In its highly-critical report, the Committee found the cash-strapped health service has to pay up to £200 an hour in overtime to consultants because their contract does not cover evening and weekends.

MPs also attacked annual appraisals, calling the use and quality of them as "patchy"; 17% of consultants had not had an appraisal in the past year. They said it was "startling" to hear that nearly half of trusts do not assess whether consultants have met the objectives of their job plans.

The Committee said pay progression for consultants is linked to years in the job rather than how well they are performing. And Clinical Excellence Awards, which cost £500 million a year and, reward high performing consultants are held by 60% of consultants.

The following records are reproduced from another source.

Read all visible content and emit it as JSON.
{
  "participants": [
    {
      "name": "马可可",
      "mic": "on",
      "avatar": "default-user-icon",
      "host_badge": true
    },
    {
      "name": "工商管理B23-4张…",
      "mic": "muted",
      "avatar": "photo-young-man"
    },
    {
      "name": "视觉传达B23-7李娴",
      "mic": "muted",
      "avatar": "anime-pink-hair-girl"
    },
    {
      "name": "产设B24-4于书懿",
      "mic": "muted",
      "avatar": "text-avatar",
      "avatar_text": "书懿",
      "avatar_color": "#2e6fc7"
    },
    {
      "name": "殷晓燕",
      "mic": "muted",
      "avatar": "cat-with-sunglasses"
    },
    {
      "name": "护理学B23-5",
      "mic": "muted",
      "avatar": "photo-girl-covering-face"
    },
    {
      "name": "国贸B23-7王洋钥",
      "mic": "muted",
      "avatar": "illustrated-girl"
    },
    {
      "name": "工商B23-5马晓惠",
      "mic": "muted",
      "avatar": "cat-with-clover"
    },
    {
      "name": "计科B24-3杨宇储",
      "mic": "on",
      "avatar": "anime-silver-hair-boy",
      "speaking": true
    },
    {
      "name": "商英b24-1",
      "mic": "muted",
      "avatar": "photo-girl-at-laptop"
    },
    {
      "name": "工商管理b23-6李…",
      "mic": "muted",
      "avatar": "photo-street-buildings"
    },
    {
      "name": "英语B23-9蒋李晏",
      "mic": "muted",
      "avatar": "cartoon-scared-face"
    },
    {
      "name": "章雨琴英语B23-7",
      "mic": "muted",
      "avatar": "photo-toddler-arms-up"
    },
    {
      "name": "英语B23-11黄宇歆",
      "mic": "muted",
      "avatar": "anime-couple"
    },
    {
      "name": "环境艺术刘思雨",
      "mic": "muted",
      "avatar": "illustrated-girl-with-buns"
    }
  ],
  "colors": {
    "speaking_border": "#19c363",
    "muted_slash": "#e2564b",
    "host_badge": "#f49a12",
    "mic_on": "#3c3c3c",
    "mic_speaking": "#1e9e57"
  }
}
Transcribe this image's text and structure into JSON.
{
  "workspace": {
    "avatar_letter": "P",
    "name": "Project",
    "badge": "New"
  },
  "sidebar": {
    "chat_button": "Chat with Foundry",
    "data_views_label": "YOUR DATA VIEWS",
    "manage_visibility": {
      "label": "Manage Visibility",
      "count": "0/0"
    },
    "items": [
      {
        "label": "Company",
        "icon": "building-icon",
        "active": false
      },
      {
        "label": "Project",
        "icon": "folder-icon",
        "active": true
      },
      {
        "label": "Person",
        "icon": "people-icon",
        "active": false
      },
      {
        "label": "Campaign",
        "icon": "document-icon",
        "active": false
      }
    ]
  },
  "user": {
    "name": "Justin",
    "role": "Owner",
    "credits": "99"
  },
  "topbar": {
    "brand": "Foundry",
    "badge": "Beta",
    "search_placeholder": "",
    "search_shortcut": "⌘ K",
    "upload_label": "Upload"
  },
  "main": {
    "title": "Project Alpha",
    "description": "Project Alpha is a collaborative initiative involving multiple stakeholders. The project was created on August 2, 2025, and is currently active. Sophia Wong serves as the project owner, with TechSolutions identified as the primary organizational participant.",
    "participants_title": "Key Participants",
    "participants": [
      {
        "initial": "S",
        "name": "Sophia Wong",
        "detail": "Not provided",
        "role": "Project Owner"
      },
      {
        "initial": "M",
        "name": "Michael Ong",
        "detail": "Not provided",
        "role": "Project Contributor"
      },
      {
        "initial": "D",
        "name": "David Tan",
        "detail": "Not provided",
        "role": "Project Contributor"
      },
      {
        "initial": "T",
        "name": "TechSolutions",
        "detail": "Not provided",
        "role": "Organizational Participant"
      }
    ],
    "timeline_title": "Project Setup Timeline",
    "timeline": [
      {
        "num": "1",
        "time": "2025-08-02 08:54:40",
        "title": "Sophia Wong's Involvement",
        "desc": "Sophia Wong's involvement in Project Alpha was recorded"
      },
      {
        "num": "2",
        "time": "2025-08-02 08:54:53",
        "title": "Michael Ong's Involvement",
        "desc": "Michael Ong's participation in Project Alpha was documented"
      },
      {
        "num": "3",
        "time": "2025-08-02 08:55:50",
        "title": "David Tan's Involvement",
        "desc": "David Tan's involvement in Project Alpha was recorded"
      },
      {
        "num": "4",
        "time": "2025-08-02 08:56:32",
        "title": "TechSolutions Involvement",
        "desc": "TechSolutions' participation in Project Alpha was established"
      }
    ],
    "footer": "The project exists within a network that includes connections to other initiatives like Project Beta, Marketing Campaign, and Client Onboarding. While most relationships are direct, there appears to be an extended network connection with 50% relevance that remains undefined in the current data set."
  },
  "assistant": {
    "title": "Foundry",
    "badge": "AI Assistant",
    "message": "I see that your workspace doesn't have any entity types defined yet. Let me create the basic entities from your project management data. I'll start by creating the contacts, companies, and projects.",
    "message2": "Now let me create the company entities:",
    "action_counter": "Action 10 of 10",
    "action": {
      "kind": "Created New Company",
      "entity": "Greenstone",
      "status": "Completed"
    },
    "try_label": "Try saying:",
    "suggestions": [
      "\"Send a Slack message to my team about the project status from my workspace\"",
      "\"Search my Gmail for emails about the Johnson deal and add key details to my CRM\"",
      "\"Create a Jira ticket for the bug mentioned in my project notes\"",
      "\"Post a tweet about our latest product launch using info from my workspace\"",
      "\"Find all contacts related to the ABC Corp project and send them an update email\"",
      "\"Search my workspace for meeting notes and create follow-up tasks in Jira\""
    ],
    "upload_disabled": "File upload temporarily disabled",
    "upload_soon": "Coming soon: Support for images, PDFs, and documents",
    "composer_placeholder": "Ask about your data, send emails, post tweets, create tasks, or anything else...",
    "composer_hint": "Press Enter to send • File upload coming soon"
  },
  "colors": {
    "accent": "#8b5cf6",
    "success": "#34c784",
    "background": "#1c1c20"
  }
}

"This nonsense highlights how badly consultants' performance is being managed," said Committee chair Margaret Hodge. "A proper culture of performance management for consultants and other NHS staff must be implemented if we are to avoid incidents of poor performance.

"Despite the increased pay, there is still a shortage of consultants in some parts of the country, in hospitals in deprived areas and in specialties such as geriatric medicine.

"This makes some trusts reliant on locum consultants, who provide less continuity of care for patients as well as being more expensive for the NHS."

Barbed rhetoric

The report points out that the contract is at odds with current NHS plans to encourage more senior doctors to work evenings and weekends.

Dr Paul Flynn, of the British Medical Association's consultants committee, said the report was unhelpful and overly critical of hard-working doctors.

"The barbed rhetoric from the Public Accounts Committee describing the system for awarding excellence as nonsense is particularly unhelpful at a time when we are trying to come up with some broad principles for potential negotiations.

"Doctors are crucial to innovation in the NHS, and their work not only improves quality, but also frequently saves taxpayers money." Flynn added.